I don't know how to reduce the dimensions to match something like your sample map while retaining the georefencing.

It seems like you are used to using aggregate() in the raster package. I think you mentioned that you are also comfortable with GIS. Are you having trouble setting your large map to 10m resolution? OR do you have concerns about losing aspects of the biology at that coarser level (e.g. how to summarize the pixel information into larger pixels that retains the essence of whether that pixel represents "good" habitat)?

technoautotroph commented 8 years ago

This is super helpful and should solve most of my problems. Your feedback has helped me to better understand how this works and it is giving me more confidence in my interpretation of things. Hopefully, my learning experience here will translate into an effective manuscript that will help others to customize their scenarios.

I will spend my time learning how to properly reduce the resolution of my larger map and might just go to our GIS department to get this done more quickly.
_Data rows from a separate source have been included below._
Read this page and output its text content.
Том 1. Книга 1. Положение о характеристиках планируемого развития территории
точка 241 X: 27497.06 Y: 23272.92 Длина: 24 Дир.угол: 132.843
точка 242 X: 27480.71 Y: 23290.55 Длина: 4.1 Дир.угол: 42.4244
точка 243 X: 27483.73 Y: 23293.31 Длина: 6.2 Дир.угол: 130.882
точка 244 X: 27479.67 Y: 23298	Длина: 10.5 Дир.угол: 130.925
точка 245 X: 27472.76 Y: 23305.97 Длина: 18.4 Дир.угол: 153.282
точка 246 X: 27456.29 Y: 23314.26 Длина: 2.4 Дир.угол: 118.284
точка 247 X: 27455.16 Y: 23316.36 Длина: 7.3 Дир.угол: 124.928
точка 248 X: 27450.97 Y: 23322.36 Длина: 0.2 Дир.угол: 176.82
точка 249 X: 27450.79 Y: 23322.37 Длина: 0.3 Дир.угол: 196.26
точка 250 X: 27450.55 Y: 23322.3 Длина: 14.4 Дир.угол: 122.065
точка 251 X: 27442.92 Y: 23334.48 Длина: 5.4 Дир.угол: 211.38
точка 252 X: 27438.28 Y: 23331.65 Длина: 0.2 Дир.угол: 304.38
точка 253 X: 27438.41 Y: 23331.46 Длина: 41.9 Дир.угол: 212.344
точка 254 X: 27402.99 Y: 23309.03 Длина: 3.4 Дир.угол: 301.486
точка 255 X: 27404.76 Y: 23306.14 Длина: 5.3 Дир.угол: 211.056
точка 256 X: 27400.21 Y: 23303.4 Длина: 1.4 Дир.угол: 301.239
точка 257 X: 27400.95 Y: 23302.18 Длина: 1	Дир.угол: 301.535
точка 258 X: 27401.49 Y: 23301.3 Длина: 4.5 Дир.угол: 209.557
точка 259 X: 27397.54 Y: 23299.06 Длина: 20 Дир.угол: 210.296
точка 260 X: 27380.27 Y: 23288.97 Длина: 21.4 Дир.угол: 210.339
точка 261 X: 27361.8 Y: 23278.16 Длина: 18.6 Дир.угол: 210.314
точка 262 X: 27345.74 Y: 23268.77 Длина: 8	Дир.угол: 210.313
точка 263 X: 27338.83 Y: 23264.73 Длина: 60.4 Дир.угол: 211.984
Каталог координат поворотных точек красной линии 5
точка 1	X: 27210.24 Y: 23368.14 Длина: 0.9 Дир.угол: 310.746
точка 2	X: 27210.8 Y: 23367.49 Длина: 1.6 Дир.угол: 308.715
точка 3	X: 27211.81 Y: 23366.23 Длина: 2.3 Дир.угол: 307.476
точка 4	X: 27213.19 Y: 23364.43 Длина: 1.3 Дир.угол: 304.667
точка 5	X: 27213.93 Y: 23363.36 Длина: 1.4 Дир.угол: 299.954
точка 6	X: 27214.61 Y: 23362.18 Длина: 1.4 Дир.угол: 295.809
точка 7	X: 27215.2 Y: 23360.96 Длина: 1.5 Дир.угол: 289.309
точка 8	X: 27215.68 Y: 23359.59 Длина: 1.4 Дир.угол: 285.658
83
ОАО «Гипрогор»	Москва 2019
Despite the size, the larger map produced an output for my encounter history. I notice a few things that I will need to work on, but most importantly the individual activity center locations looks like a random distribution. However, I suspect that salamanders have a clumping distribution. Question: Is there an option to set the distribution to be more clumped?

The following is a background on my methods for creating the maps, which might help you to understand why my maps are the way they are:

I didn't know what size of maps to create when I started this project. I placed a rectangle over my sampling area covering what I thought to be a reasonable home range for the population under investigation. The small map covers an area that is nestled in at the toe of a mountain along a stream valley that likely constrains movement. The larger map sits on top of the extent of the smaller map in considering the possibility of a metapopulation or panmictic exchange structure.
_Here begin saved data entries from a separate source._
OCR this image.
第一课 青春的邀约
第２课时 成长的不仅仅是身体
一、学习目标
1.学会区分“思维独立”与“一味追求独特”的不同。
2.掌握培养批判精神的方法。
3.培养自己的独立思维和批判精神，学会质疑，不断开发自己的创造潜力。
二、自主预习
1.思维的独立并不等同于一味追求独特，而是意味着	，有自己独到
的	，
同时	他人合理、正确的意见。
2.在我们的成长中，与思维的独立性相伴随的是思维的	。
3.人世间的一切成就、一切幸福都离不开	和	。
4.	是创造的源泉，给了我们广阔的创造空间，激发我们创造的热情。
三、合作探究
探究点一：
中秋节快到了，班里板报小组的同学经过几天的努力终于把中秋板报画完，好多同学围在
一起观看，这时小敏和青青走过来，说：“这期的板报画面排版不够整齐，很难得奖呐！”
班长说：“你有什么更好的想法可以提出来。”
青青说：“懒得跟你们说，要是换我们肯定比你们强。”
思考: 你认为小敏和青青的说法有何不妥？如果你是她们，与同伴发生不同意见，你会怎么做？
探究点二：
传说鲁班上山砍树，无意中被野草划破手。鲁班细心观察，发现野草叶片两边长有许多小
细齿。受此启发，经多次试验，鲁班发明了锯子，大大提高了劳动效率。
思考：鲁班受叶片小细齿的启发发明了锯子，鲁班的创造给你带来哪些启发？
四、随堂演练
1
I used Orthophotos and GoogleEarth to fill in the missing pieces. The cut out images were imported into a raster graphics editor - I use Artweaver, which is a less expensive version of photoshop. I created layers and manually drew over the different features what I thought to be a reasonable habitat ranking scale with tone ranging from white to grey to black. Saving the image into a tiff "pixelates" the image, so I had to carefully create masks on each layer to ensure that each layer was exactly white or exactly the selected tone. I imported this image into QGIS and used specified landmarks to georeference the tiff.

This procedure might help to explain why the size of my maps are not following on round numbers. I tried to cut out areas that were more exact, but they came out a little sloppy. I don't think this should matter. I am only a QGIS learner. I have taken university courses in GIS and we have personnel here who are experts in GIS, but I've been trying to learn how solve these problems myself.

Thank you!!

mmellis commented 8 years ago

rSPACE was designed for working with territorial carnivores, so the distribution should be much more regular, rather than randomly distributed. Working with clumped individuals would require even more input parameters, not to mention that the relationship between occupancy and abundance will likely be more complicated (e.g., see Estrada, A., and B. Arroyo. 2012. Occurrence vs abundance models: differences between species with varying aggregation patterns. Biological Conservation 152:37–45.) Right now, we don't have the code to test models for non-territorial species.

technoautotroph commented 8 years ago

Thank you for the feedback. I recommend:

Christianson, D.S. & Kaufman, C.G. (2016). Effects of sample design and landscape features on a measure of environmental heterogeneity. Methods in Ecology and Evolution, 7, 770–782.

technoautotroph commented 8 years ago

I learned how to reduce my map in QGIS - it was much easier than I realized. Thank you again for all your help. I do hope to publish on this and will be in touch. My large map analysis is proceeding quickly and smoothly!! Yay!

Once again - Thank you for all your work.